2. The anti-HER4 antibody or its antigen-binding fragment as claimed in claim 1, comprising a heavy chain variable region VH having the HCDR1, HCDR2 and HCDR3 and a light chain variable region VL having the LCDR1, LCDR2 and LCDR3, wherein each of VH and VL comprises an amino acid sequence having at least 85% identity with the VH shown in SEQ ID NO: 62 and the VL shown in SEQ ID NO: 77, respectively.
3. A nucleic acid encoding an anti-HER4 antibody or an antigen-binding fragment thereof as described in claim 1 or 2.
4. An expression vector capable of expressing the nucleic acid of claim 3.

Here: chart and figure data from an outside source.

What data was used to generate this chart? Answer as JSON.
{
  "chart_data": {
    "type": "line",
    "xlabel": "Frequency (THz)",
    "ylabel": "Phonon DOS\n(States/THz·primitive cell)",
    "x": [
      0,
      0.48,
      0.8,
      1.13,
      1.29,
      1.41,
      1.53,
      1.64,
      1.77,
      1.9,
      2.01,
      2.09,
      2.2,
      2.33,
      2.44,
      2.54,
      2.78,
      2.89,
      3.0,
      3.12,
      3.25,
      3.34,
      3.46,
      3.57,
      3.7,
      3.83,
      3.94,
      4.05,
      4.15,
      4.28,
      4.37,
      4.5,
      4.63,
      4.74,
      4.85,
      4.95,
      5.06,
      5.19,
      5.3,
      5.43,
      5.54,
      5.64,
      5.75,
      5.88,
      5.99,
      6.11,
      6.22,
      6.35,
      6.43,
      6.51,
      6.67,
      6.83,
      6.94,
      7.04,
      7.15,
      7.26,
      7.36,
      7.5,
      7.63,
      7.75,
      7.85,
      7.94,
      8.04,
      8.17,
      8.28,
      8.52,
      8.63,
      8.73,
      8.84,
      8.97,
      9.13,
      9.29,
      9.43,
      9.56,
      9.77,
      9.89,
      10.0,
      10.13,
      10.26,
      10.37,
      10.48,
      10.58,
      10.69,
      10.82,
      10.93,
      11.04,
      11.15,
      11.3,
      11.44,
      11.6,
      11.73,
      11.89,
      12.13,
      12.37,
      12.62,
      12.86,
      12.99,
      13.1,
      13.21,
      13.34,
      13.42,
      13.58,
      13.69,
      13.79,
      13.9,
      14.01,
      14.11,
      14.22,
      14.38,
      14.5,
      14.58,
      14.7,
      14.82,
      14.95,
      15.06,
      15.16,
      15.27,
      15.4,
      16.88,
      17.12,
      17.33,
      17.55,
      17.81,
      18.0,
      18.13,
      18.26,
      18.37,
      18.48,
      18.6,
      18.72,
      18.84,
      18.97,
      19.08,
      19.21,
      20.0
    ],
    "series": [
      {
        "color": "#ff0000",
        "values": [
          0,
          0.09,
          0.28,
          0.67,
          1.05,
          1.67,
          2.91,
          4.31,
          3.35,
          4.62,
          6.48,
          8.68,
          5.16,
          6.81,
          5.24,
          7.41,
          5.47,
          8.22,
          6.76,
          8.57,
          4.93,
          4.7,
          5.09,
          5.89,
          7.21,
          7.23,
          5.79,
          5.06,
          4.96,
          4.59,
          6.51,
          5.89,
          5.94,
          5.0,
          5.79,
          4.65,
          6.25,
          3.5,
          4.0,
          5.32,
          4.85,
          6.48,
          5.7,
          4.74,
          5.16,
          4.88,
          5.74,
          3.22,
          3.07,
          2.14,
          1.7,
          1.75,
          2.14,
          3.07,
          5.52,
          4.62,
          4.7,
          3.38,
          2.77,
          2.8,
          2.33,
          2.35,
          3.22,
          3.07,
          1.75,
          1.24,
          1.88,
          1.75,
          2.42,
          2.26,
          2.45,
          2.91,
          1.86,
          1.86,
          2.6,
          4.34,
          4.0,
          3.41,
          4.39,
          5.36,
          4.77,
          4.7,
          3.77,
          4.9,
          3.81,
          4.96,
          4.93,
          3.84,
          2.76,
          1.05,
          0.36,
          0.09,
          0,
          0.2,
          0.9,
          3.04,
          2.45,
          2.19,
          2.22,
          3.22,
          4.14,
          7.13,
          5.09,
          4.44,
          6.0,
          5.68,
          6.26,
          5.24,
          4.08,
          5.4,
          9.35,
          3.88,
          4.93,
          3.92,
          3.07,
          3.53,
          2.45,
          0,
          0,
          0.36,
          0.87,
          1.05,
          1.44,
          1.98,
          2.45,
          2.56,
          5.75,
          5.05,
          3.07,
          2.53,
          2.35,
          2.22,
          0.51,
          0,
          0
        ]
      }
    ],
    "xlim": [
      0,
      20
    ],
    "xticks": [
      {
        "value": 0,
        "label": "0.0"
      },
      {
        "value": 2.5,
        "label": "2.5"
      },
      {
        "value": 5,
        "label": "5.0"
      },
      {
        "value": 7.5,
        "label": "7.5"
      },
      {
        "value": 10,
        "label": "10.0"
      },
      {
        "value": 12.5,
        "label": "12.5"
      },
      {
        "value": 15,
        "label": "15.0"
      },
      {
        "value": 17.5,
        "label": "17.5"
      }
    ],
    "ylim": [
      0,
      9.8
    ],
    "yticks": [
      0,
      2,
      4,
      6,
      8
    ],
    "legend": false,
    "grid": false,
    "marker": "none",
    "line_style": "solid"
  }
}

5. A host cell comprising the nucleic acid of claim 3 or the expression vector of claim 4.
6. A method for preparing the anti-HER4 antibody or its antigen-binding fragment of claim 1 or 2 using the host cell of claim 5, comprising: (i) expressing the anti-HER4 antibody or its antigen-binding fragment in the host cells, and (ii) isolating the anti-HER4 antibody or its antigen-binding fragment from the host cells or cell cultures.
7. A pharmaceutical composition comprising the antiHER4 antibody of claim 1 or the antigen-binding fragment thereof, and a pharmaceutically acceptable carrier.
8. Use of the anti-HER4 antibody or its antigen-binding fragment as described in claim 1 or 2 in the preparation of a kit for detecting the content or expression level of HER4 in a test sample.